Darüber hinaus ist Schulessen für alle ein Teil der Gesundheitsförderung und leistet einen wichtigen Beitrag zur Förderung der Lern- und Leistungsbereitschaft, sowohl der Schülerinnen und Schüler als auch der Lehrpersonen. So kann die richtige Ernährung dazu beitragen, die Konzentrationsfähigkeit zu erhöhen. Komplexe Kohlenhydrate sorgen zum Beispiel dafür, dass der Kohlenhydratspeicher optimal gefüllt ist, denn das Gehirn verbraucht bei Höchstleistungen 20% der aufgenommenen Kohlenhydrate. Um dem (Schul-)Alltag gerecht zu werden, sind diese Aspekte mit der natürlichen Geschmacksvielfalt zu verbinden, um gesund und leistungsfähig zu sein.

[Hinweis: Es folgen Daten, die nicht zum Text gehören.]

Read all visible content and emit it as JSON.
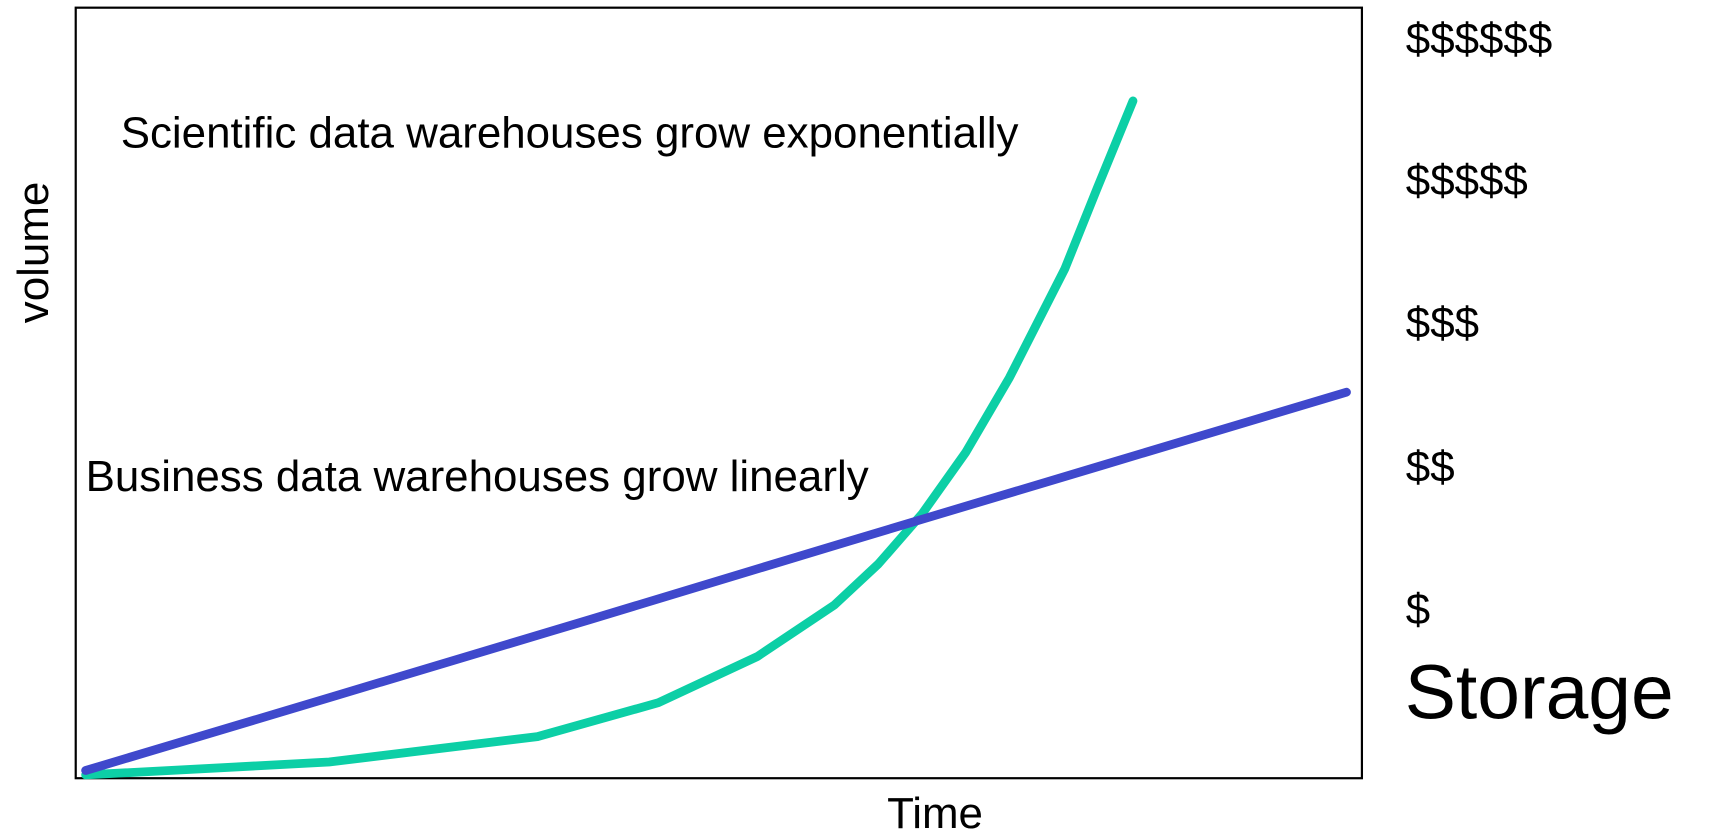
{
  "chart_data": {
    "type": "line",
    "xlabel": "Time",
    "ylabel": "volume",
    "xlim": [
      0,
      100
    ],
    "ylim": [
      0,
      100
    ],
    "annotations": [
      "Scientific data warehouses grow exponentially",
      "Business data warehouses grow linearly"
    ],
    "storage_levels": [
      "$$$$$$",
      "$$$$$",
      "$$$",
      "$$",
      "$"
    ],
    "storage_label": "Storage",
    "series": [
      {
        "color": "#0ccfa6",
        "x": [
          0.77,
          19.7,
          35.9,
          45.3,
          53.0,
          59.0,
          62.4,
          65.8,
          69.2,
          72.6,
          76.9,
          79.4,
          82.2
        ],
        "values": [
          0.43,
          2.1,
          5.4,
          9.8,
          15.8,
          22.5,
          27.8,
          34.3,
          42.3,
          52.0,
          66.1,
          76.5,
          87.9
        ]
      },
      {
        "color": "#3f48cc",
        "x": [
          0.77,
          20,
          40,
          60,
          80,
          98.8
        ],
        "values": [
          1.0,
          10.6,
          20.6,
          30.7,
          40.7,
          50.1
        ]
      }
    ]
  }
}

Neben dem gesundheitlichen Aspekt ist das Mittagessen zudem eine Möglichkeit der Begegnung. Durch das gemeinsame Essen gelingt es miteinander in (neuen) Kontakt zu kommen, diesen zu pflegen und auszubauen. Die Mahlzeit wird zu einem Zeichen der Gemeinschaft und hält Leib und Seele zusammen.

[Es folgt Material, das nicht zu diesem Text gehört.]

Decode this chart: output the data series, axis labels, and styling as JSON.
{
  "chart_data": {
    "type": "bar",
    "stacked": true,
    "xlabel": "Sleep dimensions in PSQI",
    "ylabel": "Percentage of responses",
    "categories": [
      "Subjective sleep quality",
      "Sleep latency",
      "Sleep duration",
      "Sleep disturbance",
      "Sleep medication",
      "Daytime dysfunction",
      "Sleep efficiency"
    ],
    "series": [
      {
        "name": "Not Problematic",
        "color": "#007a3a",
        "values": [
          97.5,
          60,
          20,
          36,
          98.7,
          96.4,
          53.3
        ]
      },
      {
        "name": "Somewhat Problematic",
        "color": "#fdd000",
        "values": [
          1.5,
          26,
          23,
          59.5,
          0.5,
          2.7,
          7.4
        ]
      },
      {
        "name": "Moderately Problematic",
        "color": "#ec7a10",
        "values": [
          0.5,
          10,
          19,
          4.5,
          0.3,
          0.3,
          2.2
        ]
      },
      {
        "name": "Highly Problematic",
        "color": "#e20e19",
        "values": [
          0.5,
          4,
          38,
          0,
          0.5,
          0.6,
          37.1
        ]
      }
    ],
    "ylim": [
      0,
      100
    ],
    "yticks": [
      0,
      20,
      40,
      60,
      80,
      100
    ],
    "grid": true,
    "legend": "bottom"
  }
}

Hohe qualitative Anforderungen an die Schulcaterer

Als zertifizierter Bio Caterer begrüßt Z-Catering, dass der Berliner Senat nicht nur beschlossen hat, dass alle Grundschüler ein kostenloses Mittagessen bekommen, sondern dass dieser Beschluss gleichzeitig mit einem „Qualitätspaket“ verbunden ist. Die Ausschreibungen für die Caterer wurden verändert. Die Caterer, die die Grundschulen beliefern wollen, müssen sich verpflichten, die Standards der Deutschen Gesellschaft für Ernährung einzuhalten (DGE). Der Speiseplan muss innerhalb eines Monats eine hohe Varianz aufweisen mit viel Vollkorn, wenig Fett, höchstens achtmal Fleisch und mindestens viermal Seefisch, täglich frisches Rohgemüse, keine Geschmacksverstärker, kein Formfleisch, keine gentechnisch veränderten Lebensmittel, keine künstlichen Farbstoffe und Aromen.

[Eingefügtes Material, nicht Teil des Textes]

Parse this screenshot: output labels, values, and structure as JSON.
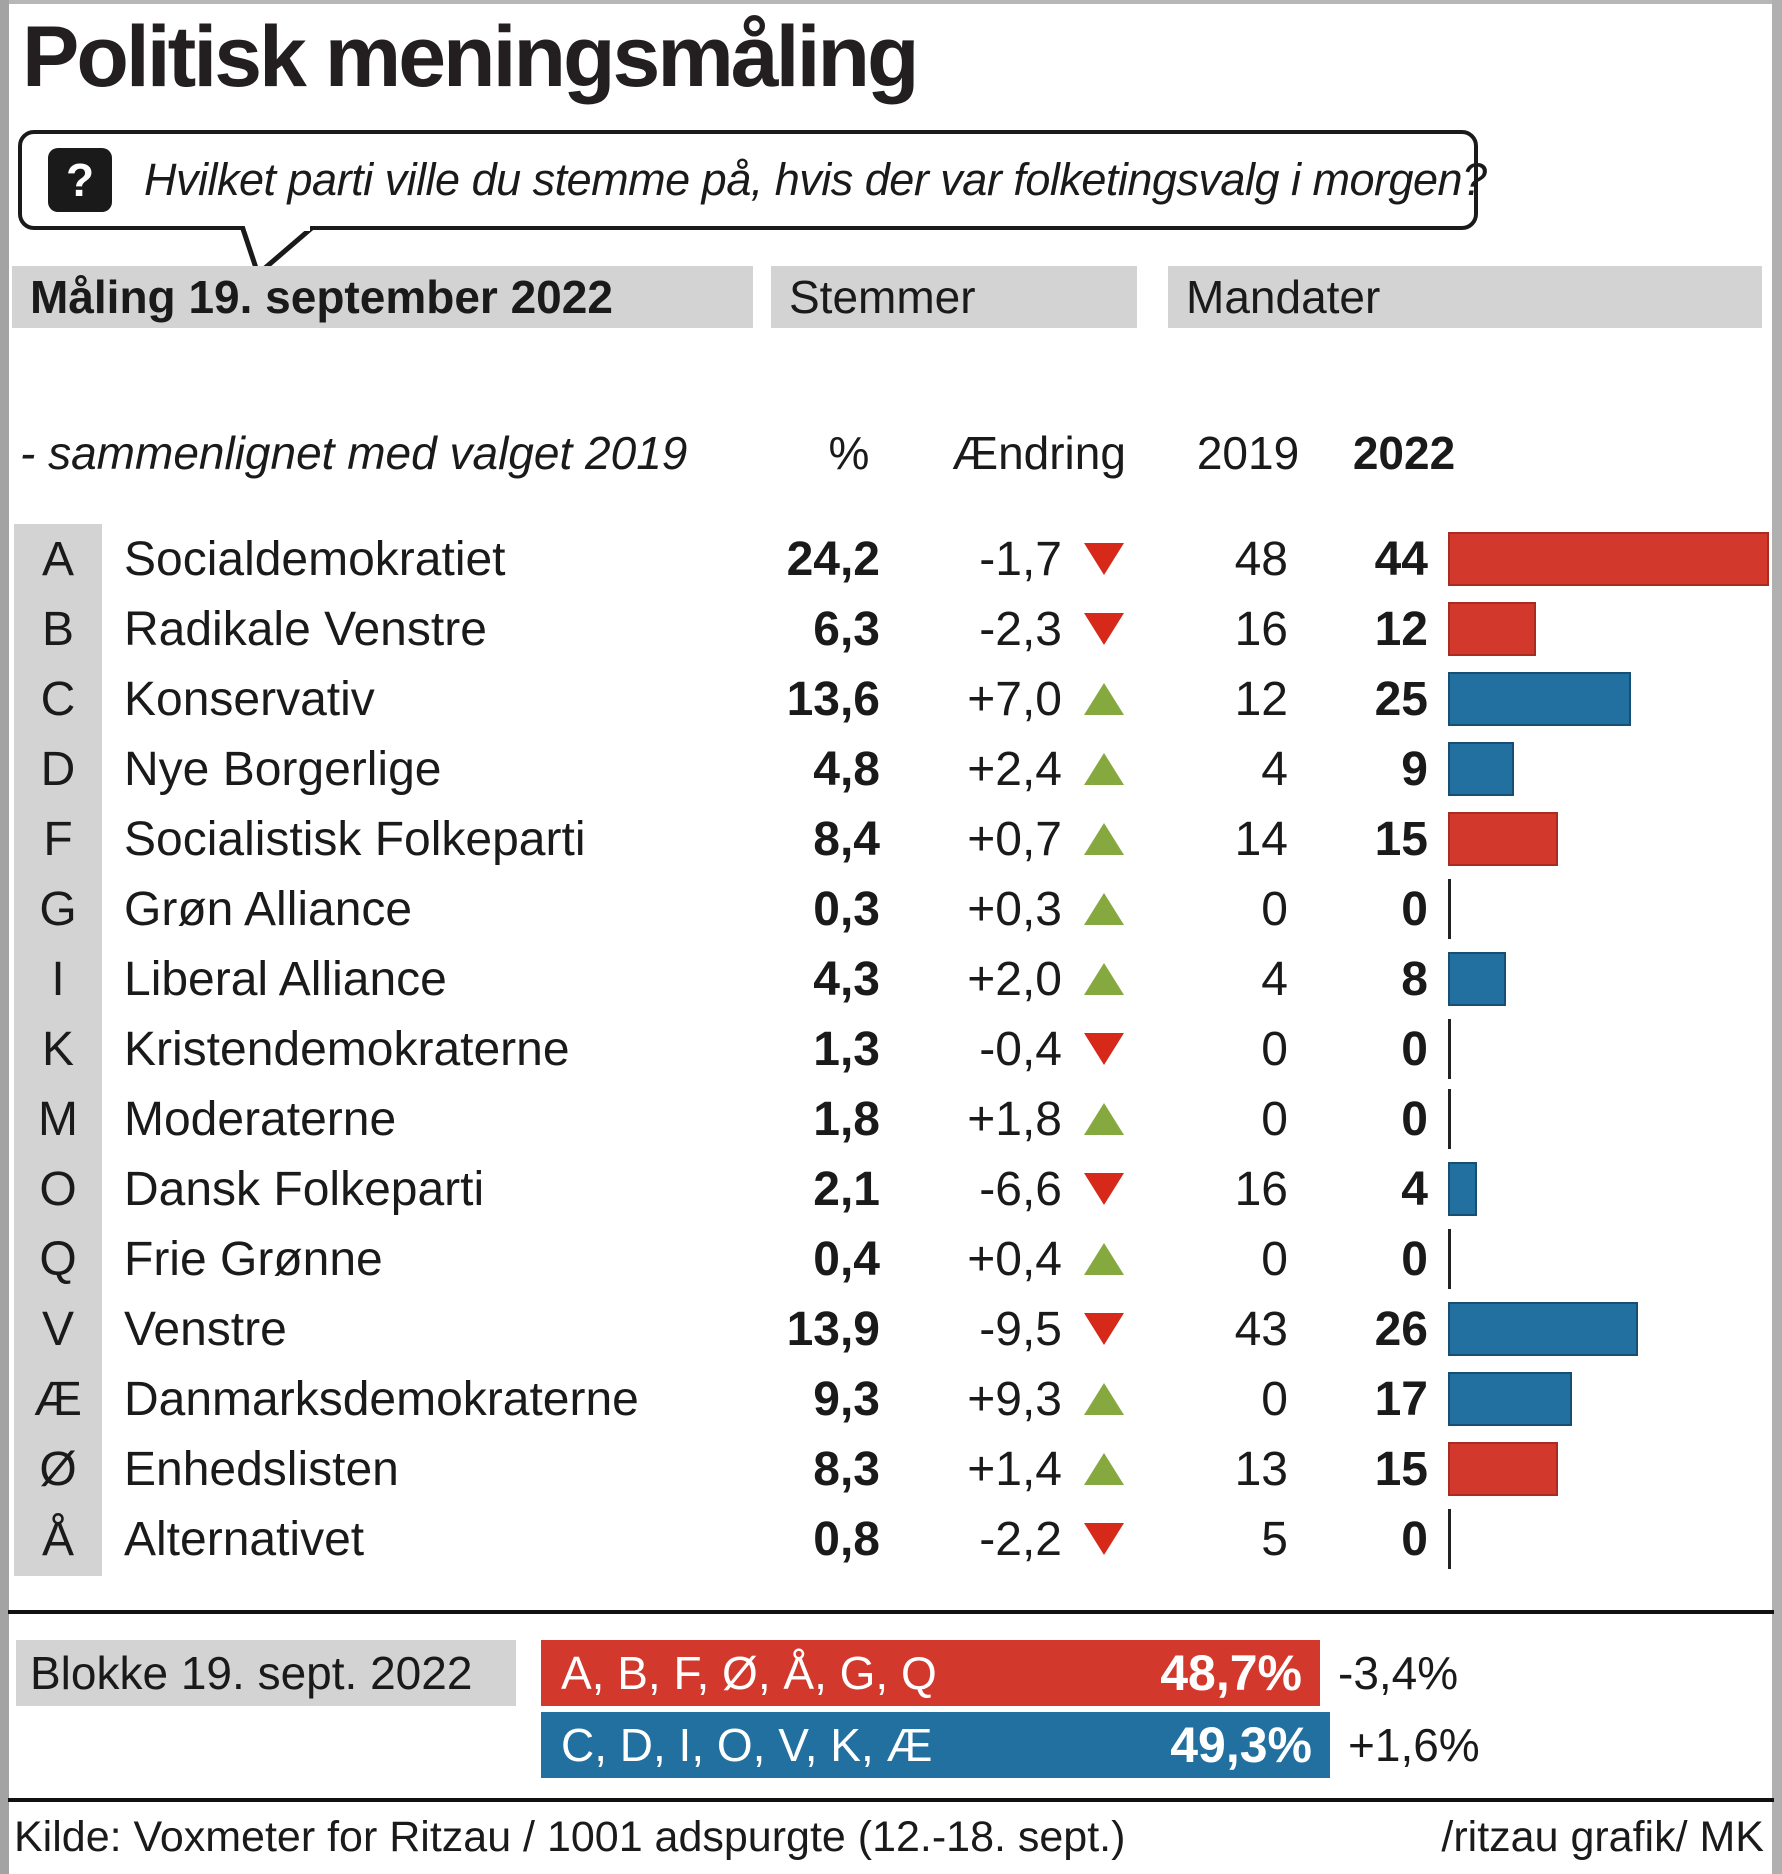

Es gibt genaue Vorgaben für die Mengen an Milchprodukten, Obst, Gemüse und Hülsenfrüchten. Neu hinzugekommen ist, dass statt 10% der Bioanteil auf 50% gestiegen ist. Diese Vorgaben haben es in sich, tragen aber dazu bei, dass an deutschen Schulen gesundes und schmackhaftes Essen geboten wird, so Z-Catering. Das Familienunternehmen Z-Catering kocht aus Leidenschaft und weiß aus eigener, langjähriger Erfahrung, dass sie ihre kleinen und großen Kunden nur mit leckeren, ausgewogenen und fantasievollen Mahlzeiten überzeugen kann.
Die DGE Vorgaben für Schulessen sind außer in Berlin nur im Saarland und in Bremen verbindlich.

Wie wichtig Berlin ist, dass diese Vorgaben auch eingehalten werden, zeigt sich darin, dass die Hauptstadt eine Qualitätskontrolle für Schulessen eingerichtet hat, die anhand von 54 Kriterien überprüft, inwieweit die Vorgaben der DGE eingehalten wurden und die Caterer qualitativ hochwertige Mahlzeiten liefern. Dazu zählen neben o.g. Aspekten auch Kriterien wie die Temperatur des Essens, die Größe der ausgegebenen Portion uvm. Bei Nichteinhaltung der Qualitätsstandards erfolgen Abmahnungen sowie Vertragsstrafen.

Z-Catering befürwortet diese Maßnahmen, da sie sicherstellen, dass alle Berliner Grundschüler qualitativ hochwertige und ausgewogenen Mahlzeiten erhalten und damit eine gute Basis für das Wohlbefinden und gute Lernbedingungen geschaffen werden.